Why do DESeq2 and edgeR use the negative binomial distribution rather than the Poisson distribution to model RNA-seq count data?
AThe negative binomial distribution is computationally faster
BRNA-seq counts have more variance than the Poisson distribution can accommodate due to biological variability between replicates
CThe Poisson distribution cannot handle zero counts
DThe negative binomial distribution is required for normalized data
The Poisson distribution assumes the mean equals the variance — appropriate if the only source of variability were random sampling of reads. But biological replicates of the same condition show additional variability (biological dispersion), making the variance exceed the mean. The negative binomial distribution has a separate dispersion parameter that captures this extra-Poisson variability (overdispersion). DESeq2 and edgeR estimate gene-specific dispersion by borrowing information across genes with similar expression levels, enabling accurate statistical testing even with few replicates.
Question 2 True / False
Applying a p-value threshold of 0.05 without multiple testing correction is appropriate when testing 20,000 genes for differential expression.
TTrue
FFalse
Answer: False
Testing 20,000 genes at p < 0.05 would produce approximately 1,000 false positives by chance alone (5% of 20,000). Multiple testing correction is essential. The Benjamini-Hochberg procedure controls the false discovery rate (FDR) — ensuring that among all genes declared significant, only a specified proportion (typically 5% or 10%) are expected to be false discoveries.

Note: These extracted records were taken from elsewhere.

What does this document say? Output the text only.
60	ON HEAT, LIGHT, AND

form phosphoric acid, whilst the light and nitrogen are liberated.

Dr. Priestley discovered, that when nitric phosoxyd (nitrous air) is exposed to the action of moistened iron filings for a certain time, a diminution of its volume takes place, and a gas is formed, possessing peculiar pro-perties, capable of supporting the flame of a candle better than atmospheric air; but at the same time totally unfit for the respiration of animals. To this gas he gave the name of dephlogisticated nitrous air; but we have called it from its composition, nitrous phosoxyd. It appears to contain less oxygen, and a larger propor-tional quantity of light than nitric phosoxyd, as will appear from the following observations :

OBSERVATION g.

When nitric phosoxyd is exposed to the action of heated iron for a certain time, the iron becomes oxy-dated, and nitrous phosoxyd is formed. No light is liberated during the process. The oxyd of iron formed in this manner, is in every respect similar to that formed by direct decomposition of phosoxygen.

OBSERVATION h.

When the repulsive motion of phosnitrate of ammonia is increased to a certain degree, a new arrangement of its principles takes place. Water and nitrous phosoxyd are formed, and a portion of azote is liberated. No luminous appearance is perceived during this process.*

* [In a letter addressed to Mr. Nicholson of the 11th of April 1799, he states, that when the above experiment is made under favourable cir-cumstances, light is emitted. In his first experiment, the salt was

This is less conservative than Bonferroni correction (which controls the family-wise error rate) but much more appropriate for genomics, where finding most true positives matters alongside controlling false ones.
Question 3 Short Answer
Explain why increasing the number of biological replicates improves differential expression analysis more than increasing sequencing depth per sample.
Think about your answer, then reveal below.
Model answer: Biological replicates capture the true variability between independent samples of the same condition, which is what the statistical test needs to estimate to determine whether observed differences between conditions are real. Sequencing depth reduces technical sampling noise but does not reduce biological variability. Beyond a moderate depth (~10-20 million reads for most RNA-seq experiments), additional reads provide diminishing returns for DGE because the variance is dominated by biological rather than technical components. More replicates directly improve the precision of the dispersion estimate and increase statistical power to detect true expression differences.
This is one of the most important experimental design principles in RNA-seq. Three replicates per condition is often treated as a minimum, but power analyses consistently show that increasing from 3 to 6 replicates improves DGE sensitivity far more than doubling sequencing depth. The budget is almost always better spent on more replicates.